Jornalista da área cultural e editora-adjunta do site goldenglobes.com, é autora, entre outros livros, de "Nada Será Como Antes - MPB nos Anos 70" (Civilização Brasileira, 1980)

[resumo] Em entrevista, Thierry Frémaux, diretor do Festival de Cannes, comenta a retomada presencial do evento neste ano, após o cancelamento em 2020 em razão da pandemia, diz que odeia o formato de mostras online e que está aberto a propostas de parceria com Netflix e outros streamings, critica o desprezo do governo Bolsonaro pela cultura e compara o cinema ao judô, sua outra paixão.

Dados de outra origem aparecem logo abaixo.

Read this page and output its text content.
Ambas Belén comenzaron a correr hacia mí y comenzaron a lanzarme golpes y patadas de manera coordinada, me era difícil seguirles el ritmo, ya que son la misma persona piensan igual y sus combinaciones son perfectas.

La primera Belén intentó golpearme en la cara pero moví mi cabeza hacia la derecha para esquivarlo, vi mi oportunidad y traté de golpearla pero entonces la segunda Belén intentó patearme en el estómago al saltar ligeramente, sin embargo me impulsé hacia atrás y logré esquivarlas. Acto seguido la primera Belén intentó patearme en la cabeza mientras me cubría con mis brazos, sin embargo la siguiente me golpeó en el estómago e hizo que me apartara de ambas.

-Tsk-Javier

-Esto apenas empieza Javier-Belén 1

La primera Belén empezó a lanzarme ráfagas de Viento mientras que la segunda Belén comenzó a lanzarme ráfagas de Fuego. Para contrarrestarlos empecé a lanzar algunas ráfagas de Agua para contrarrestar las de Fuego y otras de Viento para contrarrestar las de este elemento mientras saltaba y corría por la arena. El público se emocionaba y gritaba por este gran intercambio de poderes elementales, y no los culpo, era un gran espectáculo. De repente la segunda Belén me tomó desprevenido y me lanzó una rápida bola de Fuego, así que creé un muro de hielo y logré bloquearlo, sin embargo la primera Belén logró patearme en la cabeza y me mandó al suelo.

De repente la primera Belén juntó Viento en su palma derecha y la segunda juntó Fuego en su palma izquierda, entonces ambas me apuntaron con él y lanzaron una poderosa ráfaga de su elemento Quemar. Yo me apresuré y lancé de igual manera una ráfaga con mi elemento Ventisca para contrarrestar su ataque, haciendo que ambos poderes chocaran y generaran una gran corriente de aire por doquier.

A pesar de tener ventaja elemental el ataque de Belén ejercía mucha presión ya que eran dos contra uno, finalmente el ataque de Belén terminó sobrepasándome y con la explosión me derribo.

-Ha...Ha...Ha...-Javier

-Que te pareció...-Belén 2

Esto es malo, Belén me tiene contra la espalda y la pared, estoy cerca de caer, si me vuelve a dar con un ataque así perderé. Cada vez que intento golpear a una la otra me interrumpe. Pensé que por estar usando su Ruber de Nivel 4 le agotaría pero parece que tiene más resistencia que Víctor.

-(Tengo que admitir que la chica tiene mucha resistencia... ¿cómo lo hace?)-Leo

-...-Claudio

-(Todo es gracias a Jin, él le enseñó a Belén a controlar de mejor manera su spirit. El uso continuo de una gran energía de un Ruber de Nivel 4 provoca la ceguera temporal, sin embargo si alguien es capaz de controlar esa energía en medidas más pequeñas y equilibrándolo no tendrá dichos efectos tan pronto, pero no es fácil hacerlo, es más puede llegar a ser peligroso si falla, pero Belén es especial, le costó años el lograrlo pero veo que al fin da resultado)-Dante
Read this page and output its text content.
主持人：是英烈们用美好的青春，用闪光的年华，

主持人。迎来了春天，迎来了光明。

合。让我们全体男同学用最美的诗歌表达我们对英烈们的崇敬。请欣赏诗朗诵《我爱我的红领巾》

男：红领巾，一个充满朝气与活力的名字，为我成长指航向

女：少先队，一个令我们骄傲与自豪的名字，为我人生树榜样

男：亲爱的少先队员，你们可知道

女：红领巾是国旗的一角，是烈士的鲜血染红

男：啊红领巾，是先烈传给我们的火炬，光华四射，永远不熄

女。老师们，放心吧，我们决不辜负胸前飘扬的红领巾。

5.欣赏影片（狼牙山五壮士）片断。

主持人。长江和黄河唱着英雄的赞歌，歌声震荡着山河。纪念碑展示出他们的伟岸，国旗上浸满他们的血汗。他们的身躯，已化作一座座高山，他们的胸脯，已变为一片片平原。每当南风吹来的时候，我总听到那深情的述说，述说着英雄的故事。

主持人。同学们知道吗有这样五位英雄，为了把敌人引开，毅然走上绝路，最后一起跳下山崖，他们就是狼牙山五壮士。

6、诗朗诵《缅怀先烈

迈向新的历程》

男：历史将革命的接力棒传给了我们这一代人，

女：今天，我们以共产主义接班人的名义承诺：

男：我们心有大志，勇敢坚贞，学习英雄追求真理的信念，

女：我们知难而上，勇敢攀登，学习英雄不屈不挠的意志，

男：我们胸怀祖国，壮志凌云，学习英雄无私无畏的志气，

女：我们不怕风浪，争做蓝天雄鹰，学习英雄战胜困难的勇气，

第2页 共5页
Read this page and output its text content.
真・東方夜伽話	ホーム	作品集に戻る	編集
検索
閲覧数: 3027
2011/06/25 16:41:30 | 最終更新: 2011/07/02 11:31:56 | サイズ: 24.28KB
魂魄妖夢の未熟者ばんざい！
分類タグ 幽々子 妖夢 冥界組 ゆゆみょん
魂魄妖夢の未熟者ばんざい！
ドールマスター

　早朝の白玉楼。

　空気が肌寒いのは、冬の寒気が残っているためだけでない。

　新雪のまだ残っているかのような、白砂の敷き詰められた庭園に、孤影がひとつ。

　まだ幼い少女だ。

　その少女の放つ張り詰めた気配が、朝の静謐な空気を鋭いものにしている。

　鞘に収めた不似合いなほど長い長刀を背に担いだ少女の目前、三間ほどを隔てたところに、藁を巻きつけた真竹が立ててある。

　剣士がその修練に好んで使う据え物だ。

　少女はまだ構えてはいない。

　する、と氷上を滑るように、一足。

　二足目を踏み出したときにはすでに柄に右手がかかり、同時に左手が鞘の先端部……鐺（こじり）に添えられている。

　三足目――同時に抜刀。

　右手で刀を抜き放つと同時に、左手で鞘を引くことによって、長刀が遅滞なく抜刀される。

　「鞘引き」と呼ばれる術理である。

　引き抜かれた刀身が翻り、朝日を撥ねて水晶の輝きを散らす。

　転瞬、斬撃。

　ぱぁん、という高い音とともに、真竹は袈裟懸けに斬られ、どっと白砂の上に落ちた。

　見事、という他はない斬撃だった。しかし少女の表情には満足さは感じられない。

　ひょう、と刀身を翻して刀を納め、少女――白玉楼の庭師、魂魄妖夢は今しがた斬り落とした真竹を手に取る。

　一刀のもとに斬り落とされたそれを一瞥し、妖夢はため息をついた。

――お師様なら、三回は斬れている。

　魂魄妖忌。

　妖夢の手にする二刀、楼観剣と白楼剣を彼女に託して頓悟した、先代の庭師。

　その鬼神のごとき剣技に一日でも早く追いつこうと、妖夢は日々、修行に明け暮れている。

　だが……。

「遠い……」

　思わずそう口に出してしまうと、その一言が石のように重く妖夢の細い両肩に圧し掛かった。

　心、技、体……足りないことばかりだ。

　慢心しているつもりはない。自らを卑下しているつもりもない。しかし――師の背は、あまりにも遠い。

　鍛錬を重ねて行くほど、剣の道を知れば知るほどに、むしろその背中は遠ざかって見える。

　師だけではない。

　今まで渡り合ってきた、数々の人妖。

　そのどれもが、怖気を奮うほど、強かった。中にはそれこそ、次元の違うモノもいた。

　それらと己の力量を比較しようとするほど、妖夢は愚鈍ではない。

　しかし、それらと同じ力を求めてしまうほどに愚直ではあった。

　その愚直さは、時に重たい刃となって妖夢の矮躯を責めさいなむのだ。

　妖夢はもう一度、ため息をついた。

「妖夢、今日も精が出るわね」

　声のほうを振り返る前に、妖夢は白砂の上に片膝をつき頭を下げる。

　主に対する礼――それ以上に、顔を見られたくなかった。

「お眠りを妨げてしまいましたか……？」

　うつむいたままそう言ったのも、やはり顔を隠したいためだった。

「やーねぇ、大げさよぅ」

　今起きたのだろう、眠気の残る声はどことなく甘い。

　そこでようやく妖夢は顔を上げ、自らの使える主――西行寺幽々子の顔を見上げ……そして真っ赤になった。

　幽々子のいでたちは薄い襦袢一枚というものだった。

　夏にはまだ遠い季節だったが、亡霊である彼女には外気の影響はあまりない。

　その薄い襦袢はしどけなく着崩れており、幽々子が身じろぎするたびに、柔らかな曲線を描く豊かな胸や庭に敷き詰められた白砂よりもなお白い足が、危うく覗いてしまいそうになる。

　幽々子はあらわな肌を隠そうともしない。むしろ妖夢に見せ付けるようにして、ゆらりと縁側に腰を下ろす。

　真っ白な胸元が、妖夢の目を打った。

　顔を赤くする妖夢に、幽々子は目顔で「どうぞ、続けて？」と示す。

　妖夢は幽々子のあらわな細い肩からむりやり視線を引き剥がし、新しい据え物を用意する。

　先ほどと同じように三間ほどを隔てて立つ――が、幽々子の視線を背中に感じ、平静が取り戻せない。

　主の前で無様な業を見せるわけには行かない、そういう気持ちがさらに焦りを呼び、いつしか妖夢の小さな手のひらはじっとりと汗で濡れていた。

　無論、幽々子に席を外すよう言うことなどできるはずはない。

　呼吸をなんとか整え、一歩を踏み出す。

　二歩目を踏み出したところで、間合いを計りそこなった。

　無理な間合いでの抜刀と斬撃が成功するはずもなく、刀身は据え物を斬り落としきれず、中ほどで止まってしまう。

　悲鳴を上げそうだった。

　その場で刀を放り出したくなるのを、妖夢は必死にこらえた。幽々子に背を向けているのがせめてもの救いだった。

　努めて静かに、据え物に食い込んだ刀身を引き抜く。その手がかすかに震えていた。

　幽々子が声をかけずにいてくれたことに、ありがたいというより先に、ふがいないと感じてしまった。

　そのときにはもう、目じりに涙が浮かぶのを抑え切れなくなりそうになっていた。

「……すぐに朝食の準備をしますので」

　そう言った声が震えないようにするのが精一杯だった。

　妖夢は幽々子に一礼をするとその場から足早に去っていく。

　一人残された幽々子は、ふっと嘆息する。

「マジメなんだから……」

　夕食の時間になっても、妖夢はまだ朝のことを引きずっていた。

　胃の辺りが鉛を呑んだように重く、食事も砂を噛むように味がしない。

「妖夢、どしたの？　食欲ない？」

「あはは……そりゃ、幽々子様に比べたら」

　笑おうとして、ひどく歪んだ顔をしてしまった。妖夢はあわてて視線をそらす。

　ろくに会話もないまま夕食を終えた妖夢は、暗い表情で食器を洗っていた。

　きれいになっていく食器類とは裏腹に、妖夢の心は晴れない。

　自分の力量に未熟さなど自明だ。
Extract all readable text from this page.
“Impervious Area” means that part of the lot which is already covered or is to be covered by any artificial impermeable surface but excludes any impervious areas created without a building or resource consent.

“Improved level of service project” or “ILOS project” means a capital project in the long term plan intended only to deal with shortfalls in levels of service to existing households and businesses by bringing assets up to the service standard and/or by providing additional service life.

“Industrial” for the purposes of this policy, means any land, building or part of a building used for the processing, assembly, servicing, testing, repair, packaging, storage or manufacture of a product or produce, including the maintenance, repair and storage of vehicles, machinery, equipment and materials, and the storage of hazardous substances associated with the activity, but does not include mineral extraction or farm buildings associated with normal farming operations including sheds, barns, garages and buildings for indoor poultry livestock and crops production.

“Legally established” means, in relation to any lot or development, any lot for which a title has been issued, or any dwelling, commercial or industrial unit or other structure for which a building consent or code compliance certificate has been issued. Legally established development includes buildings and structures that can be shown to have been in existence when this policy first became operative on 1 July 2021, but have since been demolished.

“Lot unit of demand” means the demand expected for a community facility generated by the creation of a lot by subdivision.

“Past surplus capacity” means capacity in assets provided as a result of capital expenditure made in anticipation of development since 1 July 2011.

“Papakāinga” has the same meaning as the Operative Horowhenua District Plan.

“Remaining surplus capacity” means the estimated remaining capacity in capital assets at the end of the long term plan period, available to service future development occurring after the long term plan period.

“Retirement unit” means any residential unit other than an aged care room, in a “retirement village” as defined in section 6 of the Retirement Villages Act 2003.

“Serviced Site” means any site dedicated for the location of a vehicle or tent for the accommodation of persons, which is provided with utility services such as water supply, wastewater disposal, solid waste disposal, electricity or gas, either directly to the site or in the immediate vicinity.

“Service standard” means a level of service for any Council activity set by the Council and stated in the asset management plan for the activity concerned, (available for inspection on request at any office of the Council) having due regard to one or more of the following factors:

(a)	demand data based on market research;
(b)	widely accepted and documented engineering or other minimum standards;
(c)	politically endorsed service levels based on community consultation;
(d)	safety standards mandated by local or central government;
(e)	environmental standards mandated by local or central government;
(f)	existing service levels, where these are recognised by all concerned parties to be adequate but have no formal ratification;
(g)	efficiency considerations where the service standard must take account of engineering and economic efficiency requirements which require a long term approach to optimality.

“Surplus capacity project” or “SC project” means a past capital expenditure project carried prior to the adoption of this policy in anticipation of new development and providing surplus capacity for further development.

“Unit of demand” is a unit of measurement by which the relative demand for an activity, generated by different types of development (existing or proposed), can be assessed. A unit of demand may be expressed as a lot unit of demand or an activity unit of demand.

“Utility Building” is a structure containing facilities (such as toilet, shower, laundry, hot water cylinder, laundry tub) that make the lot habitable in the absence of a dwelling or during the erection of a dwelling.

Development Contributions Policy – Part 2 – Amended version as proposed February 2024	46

Thierry Frémaux está muito feliz: o Festival de Cannes, que ele dirige desde 2007, vai voltar neste ano de forma presencial, com sessões de gala, tapete vermelho, paparazzi e um júri liderado pelo cineasta Spike Lee.

De 6 a 17 de julho, a programação normal do festival tomará conta da Croisette, com filmes como o musical “Annette”, de Leos Carax, que abrirá o evento; “Benedetta”, de Paul Verhoeven; e “The French Dispatch”, Wes Anderson. A programação completa foi anunciada nesta quinta (3/6).

Thierry Frémaux está, ao mesmo tempo, triste com a morte de seu mentor, um de seus melhores amigos, Bertrand Tavernier, diretor de, entre outros, “Por Volta da Meia-Noite” (1986) e “Um Sonho de Domingo” (1984).

O diretor do Festival de Cannes, Thierry Frémaux, apresenta versão reduzida do evento em outubro de 2020 - Valery Hache/AFP

Tavernier foi o presidente do Instituto Lumière, na cidade de Lyon, desde sua fundação, em 1982, por dois descendentes dos irmãos Lumière, os pioneiros do cinema. “Foi meu primeiro contato direto com cinema”, diz Frémaux, falando via Zoom de Lyon. “Eu era voluntário, e minha tarefa era carregar aquelas latas enormes de celuloide.” Mais tarde Tavernier daria a Frémaux o posto de diretor do instituto, que ocupa até hoje.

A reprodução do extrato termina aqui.